Vede o neófito, em pé, no meio das ondas do Jordão: o solitário do penhasco verte-lhe na cabeça a água lustral; o rio dos patriarcas, os camelos das margens, o templo de Jerusalém, os cedros do Líbano parecem contemplativos. Reparai antes, se vos apraz, nessa criancinha sobre a sagrada fonte; rodeiam-na parentes cheios de júbilo; todos, em nome dela, renunciam ao pecado, e lhe dão o nome do avô, que se torna imortal nesta renascença perpetuada pelo amor de geração em geração. Já o pai se afana em retomar seu filho para o levar à esposa impaciente que conta, entre as cortinas, as badaladas do sino batismal. Rodeiam o leito maternal; lágrimas de ternura e religião rebentam de todos os olhos; o novo nome da criança, o antigo nome do antepassado, é repetido de boca em boca; e cada qual, associando as recordações do

que foi com as alegrias do momento, crê reconhecer o ancião no recém-nascido que faz reviver a memória dele. Tais são os quadros que nos dá o sacramento do batismo: mas a religião sempre moral, sempre judiciosa, ainda aí quando mais risonha é, nos mostra igualmente o purpurado filho de reis, renunciando às pompas de Satanás, na mesma piscina em que o filho de pobre maltrapido vem abrenunciar pompas, às quais, todavia, jamais será condenado.

Encontra-se em Santo Ambrósio uma descrição curiosa da maneira como se administrava o sacramento do batismo nos primeiros séculos da Igreja. 22 O dia escolhido para a cerimônia, era o sábado de Aleluia. Começava-se, tocando os narizes, e abrindo as orelhas do catecúmeno, dizendo ephpheta “abri-vos”. Depois, levavam-no ao Sancta Sanctorum. Em presença do diácono, presbítero, e bispo, abjurava as obras do demônio. Voltado para o ocidente, símbolo das trevas, abjurava o mundo; para o oriente, símbolo da luz, significava a sua aliança com Jesus Cristo. Então o bispo benzia o banho, cujas águas, segundo Santo Ambrósio, simbolizam os mistérios da Escritura: criação, dilúvio, a passagem do mar vermelho, a nuvem, as águas de Mara, Naamã, e o paralítico da piscina. Adoçadas as águas pelo sinal da cruz, mergulhavam nelas, três vezes, o catecúmeno, em honra da Trindade, ensinando-lhe que três coisas dão testemunho no batismo: água, sangue, e espírito.

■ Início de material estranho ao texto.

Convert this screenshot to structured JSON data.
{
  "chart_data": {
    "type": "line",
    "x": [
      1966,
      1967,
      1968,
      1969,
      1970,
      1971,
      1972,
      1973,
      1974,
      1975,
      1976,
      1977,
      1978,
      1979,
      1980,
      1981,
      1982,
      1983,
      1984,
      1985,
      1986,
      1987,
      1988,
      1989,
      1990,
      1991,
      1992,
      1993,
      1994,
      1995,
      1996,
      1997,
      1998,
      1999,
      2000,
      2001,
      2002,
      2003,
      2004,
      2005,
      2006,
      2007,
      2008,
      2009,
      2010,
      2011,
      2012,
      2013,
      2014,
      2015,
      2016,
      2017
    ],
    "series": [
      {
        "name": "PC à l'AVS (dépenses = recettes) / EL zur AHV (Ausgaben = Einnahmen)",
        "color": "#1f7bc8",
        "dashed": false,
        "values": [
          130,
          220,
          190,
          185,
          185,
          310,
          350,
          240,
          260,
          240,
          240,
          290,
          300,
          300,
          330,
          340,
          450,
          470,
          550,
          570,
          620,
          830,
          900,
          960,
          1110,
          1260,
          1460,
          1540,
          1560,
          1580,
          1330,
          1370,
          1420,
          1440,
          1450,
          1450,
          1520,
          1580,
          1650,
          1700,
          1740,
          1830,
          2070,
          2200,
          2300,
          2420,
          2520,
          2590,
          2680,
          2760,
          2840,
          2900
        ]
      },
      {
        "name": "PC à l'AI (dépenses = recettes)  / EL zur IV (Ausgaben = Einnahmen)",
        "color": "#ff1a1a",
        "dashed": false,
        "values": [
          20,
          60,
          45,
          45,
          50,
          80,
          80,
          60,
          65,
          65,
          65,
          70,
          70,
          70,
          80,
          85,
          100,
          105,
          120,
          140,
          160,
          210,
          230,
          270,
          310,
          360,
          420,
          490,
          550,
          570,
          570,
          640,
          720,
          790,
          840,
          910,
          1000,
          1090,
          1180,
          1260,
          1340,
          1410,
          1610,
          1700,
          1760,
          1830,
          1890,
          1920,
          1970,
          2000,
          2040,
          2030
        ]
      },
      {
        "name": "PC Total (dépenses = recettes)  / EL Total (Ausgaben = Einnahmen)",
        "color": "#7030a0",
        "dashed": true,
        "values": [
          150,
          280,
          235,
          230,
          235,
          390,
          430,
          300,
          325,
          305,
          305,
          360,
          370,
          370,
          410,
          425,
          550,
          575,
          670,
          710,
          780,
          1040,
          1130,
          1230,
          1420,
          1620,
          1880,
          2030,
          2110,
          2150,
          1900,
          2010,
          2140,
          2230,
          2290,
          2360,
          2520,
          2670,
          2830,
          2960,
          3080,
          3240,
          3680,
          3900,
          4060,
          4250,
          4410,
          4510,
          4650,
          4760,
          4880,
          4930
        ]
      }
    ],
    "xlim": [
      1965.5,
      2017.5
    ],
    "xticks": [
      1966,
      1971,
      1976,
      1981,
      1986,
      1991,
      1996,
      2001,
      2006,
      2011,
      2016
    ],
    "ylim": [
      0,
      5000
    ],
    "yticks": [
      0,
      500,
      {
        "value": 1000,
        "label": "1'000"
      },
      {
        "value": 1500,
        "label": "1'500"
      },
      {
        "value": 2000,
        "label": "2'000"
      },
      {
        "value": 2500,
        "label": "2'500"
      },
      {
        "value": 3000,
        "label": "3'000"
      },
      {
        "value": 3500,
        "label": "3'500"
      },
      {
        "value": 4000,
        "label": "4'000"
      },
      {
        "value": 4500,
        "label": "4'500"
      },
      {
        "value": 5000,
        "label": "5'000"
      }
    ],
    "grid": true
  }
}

Ao saírem do Sancta Sanctorum, o bispo ungia na cabeça o homem renovado, consagrando-o assim à raça eleita e à nação sacerdotal do Senhor; depois, lavavam-lhe os pés, vestiam-no de branco, como trajo de inocência; feito isto, recebia no sacramento da confirmação o espírito do temor de Deus, espírito de sabedoria e inteligência, espírito de conselho e força, espírito de doutrina e piedade. O bispo, em voz alta, proferia estas palavras do Apóstolo: Deus pai te há marcado com o seu selo; Jesus Cristo, Nosso Senhor, te confirmou, e deu ao teu coração as arras do Espírito Santo.

O novo cristão ia, em seguida, ao altar, receber o pão dos anjos, dizendo: Entrarei no altar do Senhor, do Deus que alegra a minha juventude. À vista do altar coberto de vasos de ouro, de círios, flores, e estofos de seda, o neófito exclamava com o profeta: Pusestes diante de mim uma mesa; é o Senhor quem me alimenta; nada me faltará: pôs-me em abundante repasto. Finalizava a cerimônia pelo sacrifício da missa. Quão grandiosa não devia ser a festa em que um Ambrósio dava ao pobre inocente o lugar que refusara ao imperador culpado! Se, neste primeiro ato da vida cristã, não há divina mescla de teologia e moral, de mistério e simplicidade, nada em religião há divino.

22 Ambros., de Myst. Tertuliano, Orígenes, S. Jerônimo, Santo Agostinho, também falam do batismo, porém com menos miudezas que Santo Ambrósio, É nos seus livros dos sacramentos, falsamente atribuídos a este padre, que se lê a circunstância das tais imersões e do toque nas ventas, que referimos no texto.